« Ces graphiques augmentent la motivation à arrêter de fumer »

Prince Mpondo, chargé de la communication à la coalition camerounaise contre le tabac

Votre organisation a plaidé pour l’adoption d’images chocs sur les paquets de cigarettes. Selon vous, quelle est l’importance de cette méthode?
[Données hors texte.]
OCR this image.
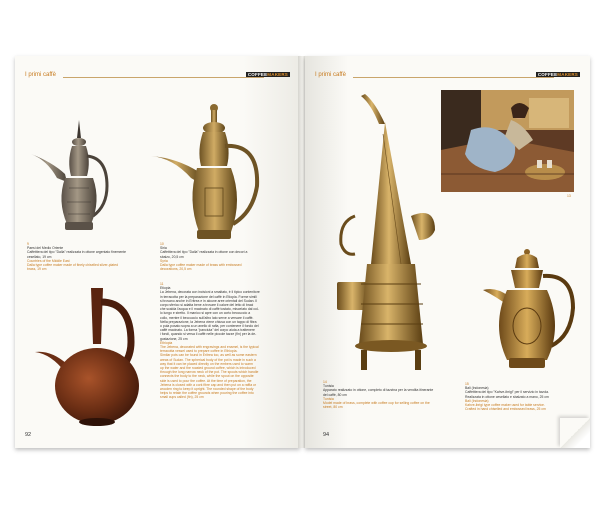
I primi caffè	COFFEEMAKERS
9
Paesi del Medio Oriente
Caffettiera del tipo "Dalla" realizzata in ottone argentato finemente
cesellato, 19 cm
Countries of the Middle East
Dalla type coffee maker made of finely chiselled silver-plated
brass, 19 cm
10
Siria
Caffettiera del tipo "Dalla" realizzata in ottone con decori a
sbalzo, 20,5 cm
Syria
Dalla type coffee maker made of brass with embossed
decorations, 20,5 cm
11
Etiopia
La Jebena, decorata con incisioni a smaltato, è il tipico contenitore
in terracotta per la preparazione del caffè in Etiopia. Forme simili
si trovano anche in Eritrea e in alcune aree orientali del Sudan. Il
corpo sferico si adatta bene a trovare il calore del letto di braci
che scalda l'acqua e il macinato di caffè tostato, miscelato dal col-
lo lungo e stretto. Il manico si apre con un corto beccuccio a
collo, mentre il beccuccio sull'altro lato serve a versare il caffè.
Nella preparazione, la Jebena viene chiusa con un tappo di fibra
o pula posato sopra a un anello di rafia, per contenere il fondo del
caffè macinato. La forma "panciuta" del corpo aiuta a trattenere
i fondi, quando si versa il caffè nelle piccole tazze (fin) per la de-
gustazione, 25 cm
Ethiopia
The Jebena, decorated with engravings and enamel, is the typical
terracotta vessel used to prepare coffee in Ethiopia.
Similar pots can be found in Eritrea too, as well as some eastern
areas of Sudan. The spherical body of the pot is made in such a
way that it can be placed directly on the embers used to warm
up the water and the roasted ground coffee, which is introduced
through the long narrow neck of the pot. The spouts which handle
connects the body to the neck, while the spout on the opposite
side is used to pour the coffee. At the time of preparation, the
Jebena is closed with a cork fibre cap and then put on a raffia or
wooden ring to keep it upright. The rounded shape of the body
helps to retain the coffee grounds when pouring the coffee into
small cups called (fin), 25 cm
92
I primi caffè	COFFEEMAKERS
14
Tunisia
Apparato realizzato in ottone, completo di tazzina per la vendita itinerante
del caffè, 80 cm
Tunisia
Model made of brass, complete with coffee cup for selling coffee on the
street, 80 cm
13
15
Bali (Indonesia)
Caffettiera del tipo "Kahve-ibrigi" per il servizio in tavola.
Realizzata in ottone cesellato e sbalzato a mano, 25 cm
Bali (Indonesia)
Kahve-ibrigi type coffee maker used for table service.
Crafted in hand chiselled and embossed brass, 25 cm
94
C'est le fruit de la volonté politique et des actions de plaidoyer menées par la Coalition camerounaise contre le tabac. Volonté politique parce que le  marquage sanitaire graphique est une disposition de la Convention cadre de l’OMS pour la lutte antitabac (Cclat) ratifiée par notre pays  le 31 octobre 2005,  après l’adoption par le parlement de la  loi n°2005/0056 du 27 juillet 2005 autorisant le président de la République à ratifier la Convention cadre de l’Organisation mondiale de la Santé  pour la lutte antitabac, signée à Genève le 2l mai 2003. L’autre manifestation de cette volonté politique est l’arrêté conjoint Minsanté-Mincommerce du 3 Janvier 2018, fixant les modalités de conditionnement et d’étiquetage des produits du tabac commercialisés au Cameroun. Cette réglementation a été adoptée suite à plusieurs actions de plaidoyer menées par la Coalition camerounaise contre le tabac (C3T), avec le soutien de ses partenaires dont Campaign For Tobacco-Free Kids (Ctfk). Son but est d'accroître efficacement la sensibilisation du public sur les dangers de l'usage du tabac et de ses produits dérivés. Il constitue en effet un bon début de solution à l'ignorance des méfaits sanitaires du tabac par la majeure partie de la population. Car faut-il le préciser, le marquage sanitaire graphique contribue à l’information et à la sensibilisation des populations en leur montrant les risques mortels et les maladies auxquelles elles s’exposent lorsqu'elles consomment ces produits réputés dangereux pour la santé.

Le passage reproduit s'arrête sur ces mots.